As they did to the Tolbert’s generation of youths, unfortunately, the generation of youths of the time did the same thing to the generation of youths of the Doe’s administration. First and foremost, they saw Doe not as a youth but a target for opposition, anti-sentiments, reprisals, betrayals, and devastating detractions and vicious propaganda.
That generation, at the time they should have firmly agglutinate for positive generational impacts, stood against their own and offered Doe no opportunity to achieve; but left him with only opportunities to become confused and brutal. In the mind of that generation, anyone who opposed President Doe was a hero. In the minds of those who existed during the Tolbert’s administration, those who opposed Tolbert were heroes. Some of those youths find themselves in the same position today as those who joined the Doe’s and Tolbert teams. The attitudes of the youths of the past have come to visit Dr. Bropleh, Woods, Ngafuan, Kesseley and Commany Wesseh among others.
The main center for opposition was the University of Liberia, Cuttington College, and Tubman High. The Liberian Student Union was vigorous in its position. The youths who were opportune found themselves abandoned by their kind. Many of those who pursued such trend are today the targets of opposition, envy, and anti-class description by today’s generation.
If this generation should take over, a revisit of thought processes, methods, strategies, considerations, mindless militancy, and blind conscripted loyalties must be sacredly worked on. There can be no generational change when there is a high presence of generational envies and the absence of role models to follow.
There are young people today who have become the pride of Liberia. These have demonstrated integrity, abilities to lead, and have helped to lift Liberia to what it is. In their own specific areas of expertise and responsibilities, they continue to lead with examples and efficiencies.
Christopher Neyor has contributed to the transformation of the energy industry in Liberia. He deserves his flower. He is an example of generational change and takeover. Robert Sirleaf has continued to make remarkable contributions to the infrastructural development of Liberia and empowerment of youths throughout the Republic. No son of a Liberian President has ever performed as he. He is an example of generational change and takeover. There are Augustine Ngafuan, Beyan Kesseley, Amara Konneh, T. Nelson Williams, Kofi Woods and many others.
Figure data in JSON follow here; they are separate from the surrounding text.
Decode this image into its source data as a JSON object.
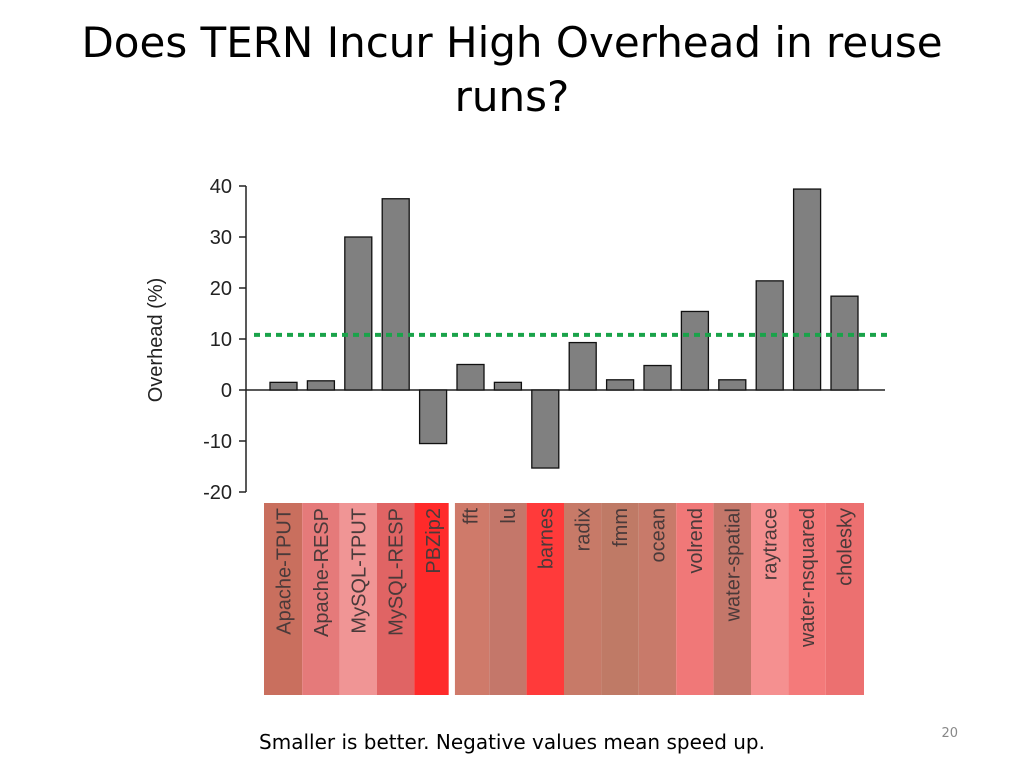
{
  "slide": {
    "title": "Does TERN Incur High Overhead in reuse runs?",
    "footnote": "Smaller is better. Negative values mean speed up.",
    "page_number": "20"
  },
  "chart_data": {
    "type": "bar",
    "title": "",
    "xlabel": "",
    "ylabel": "Overhead (%)",
    "ylim": [
      -20,
      40
    ],
    "yticks": [
      40,
      30,
      20,
      10,
      0,
      -10,
      -20
    ],
    "reference_line": {
      "value": 10.8,
      "color": "#1aa34a",
      "style": "dotted"
    },
    "bar_color": "#808080",
    "groups": [
      {
        "categories": [
          "Apache-TPUT",
          "Apache-RESP",
          "MySQL-TPUT",
          "MySQL-RESP",
          "PBZip2"
        ]
      },
      {
        "categories": [
          "fft",
          "lu",
          "barnes",
          "radix",
          "fmm",
          "ocean",
          "volrend",
          "water-spatial",
          "raytrace",
          "water-nsquared",
          "cholesky"
        ]
      }
    ],
    "categories": [
      "Apache-TPUT",
      "Apache-RESP",
      "MySQL-TPUT",
      "MySQL-RESP",
      "PBZip2",
      "fft",
      "lu",
      "barnes",
      "radix",
      "fmm",
      "ocean",
      "volrend",
      "water-spatial",
      "raytrace",
      "water-nsquared",
      "cholesky"
    ],
    "values": [
      1.5,
      1.8,
      30,
      37.5,
      -10.5,
      5,
      1.5,
      -15.3,
      9.3,
      2,
      4.8,
      15.4,
      2,
      21.4,
      39.4,
      18.4
    ],
    "highlight_colors": [
      "#c96f5e",
      "#e57a7a",
      "#f09595",
      "#e06464",
      "#ff2a2a",
      "#cf7a6a",
      "#c4776a",
      "#ff3a3a",
      "#c77a68",
      "#bf7a66",
      "#c87a6a",
      "#f07878",
      "#c4776a",
      "#f59090",
      "#f47a7a",
      "#ec7070"
    ]
  }
}
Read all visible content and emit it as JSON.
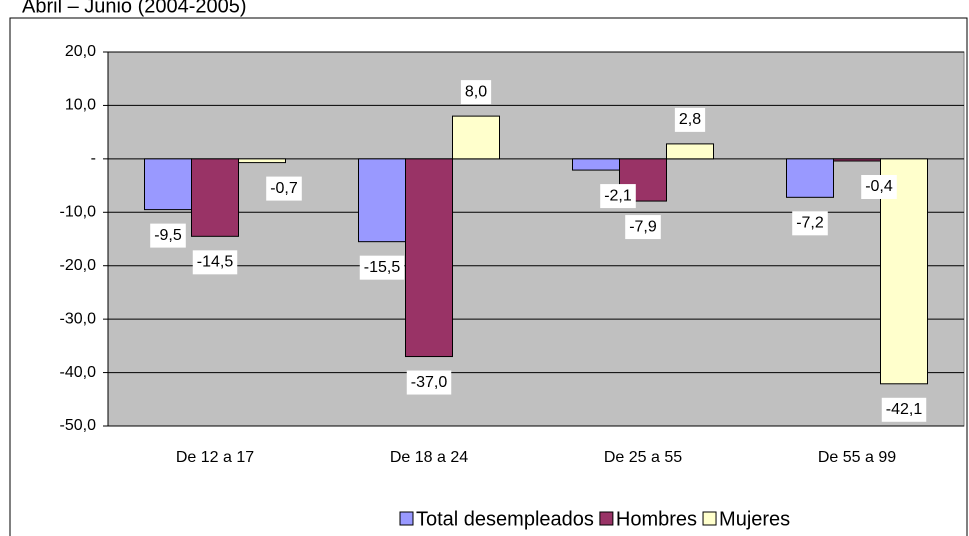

They are prepared and should be considered role models for this generation. If they are not appreciated, the next generation will not be appreciated. It’s like a vicious circle. Those youths who did not appreciate Doe, the first youthful President, find themselves unappreciated by the youths of today.
In other to be an achiever, we must learn to appreciate achievers. In other to lead, we must be willing to be led also. No dream can become true if the dreamer does not appreciate and accept his dreams. There cannot be national development if this generation rejects capacity development. When you fight with a blindfold, you give your opponent the advantage of a win.
When generational change is narrowed to an individual, it becomes dead when that person fails. We cannot dance and slide on a rough platform; but on one that is smooth and well-polished. This generation cannot make a change until it change its own perception of national governance and attitudes designed to undermine national government. This generation worst curse and unachievability lie in their impatience, unreasonable attitudes and violent disposition. Change and you can lead.